DON'T USE A LOOP!!!!!! Use mathematics instead.
syms phi theta
u = sin(theta).*cos(phi);
v = sin(theta).*sin(phi);
y=u+v-0.125;
Where is y == 0, exactly? The simplest way to see the locus of all solutions is to look at a plot.
fimplicit(y == 0)
grid on
xlabel phi
ylabel theta
So there are curved paths in the plane for phi and theta there this is true. They almost look like squares, but not quite. Can we show a formua for all solutions?

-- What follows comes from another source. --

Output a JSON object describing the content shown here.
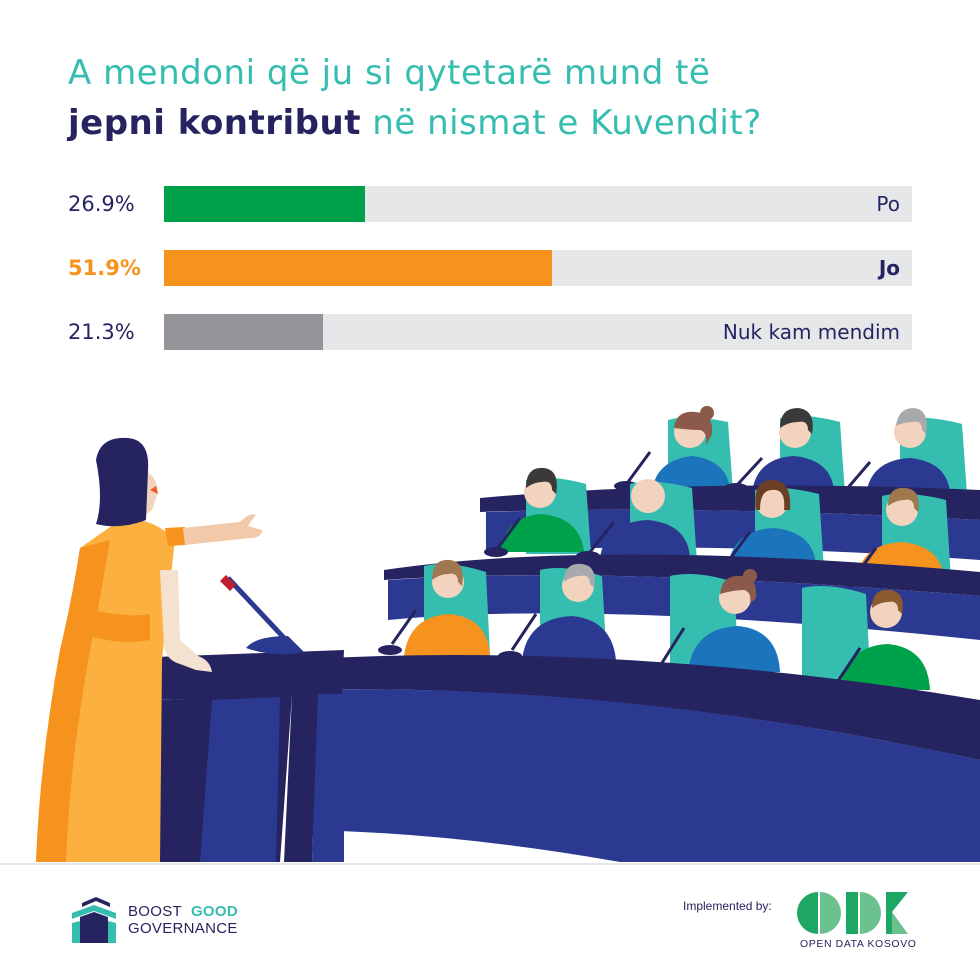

Well, yes.
thetasol = solve(y == 0,theta,'returnconditions',true)
thetasol.theta
thetasol.conditions
So for any value of phi, as long as cos(phi) + sin(phi) is not exactly zero, then there are infinitely many solutions, offset by integer multiples of 2*pi. The primary solutions are of the simple form shown, but with k=0.
Thus pick ANY value of phi, and that returns theta such that y == 0. There is absolutely no reason to use a loop. For example...
syms k
thetafun = matlabFunction(subs(thetasol.theta,k,0))
Now you can find the EXACT value for theta for ANY value of phi. For example, when phi is 1, we have two primary solutions, given as:
format long g
thetafun(1)
Pick any value of phi, and thetafun returns the two solutions where y == 0. (As long as cos(phi) + sin(phi) is not zero, as then you would have a divide by zero.)
thetafun(0.5)
NO loop required. Just some basic mathematics.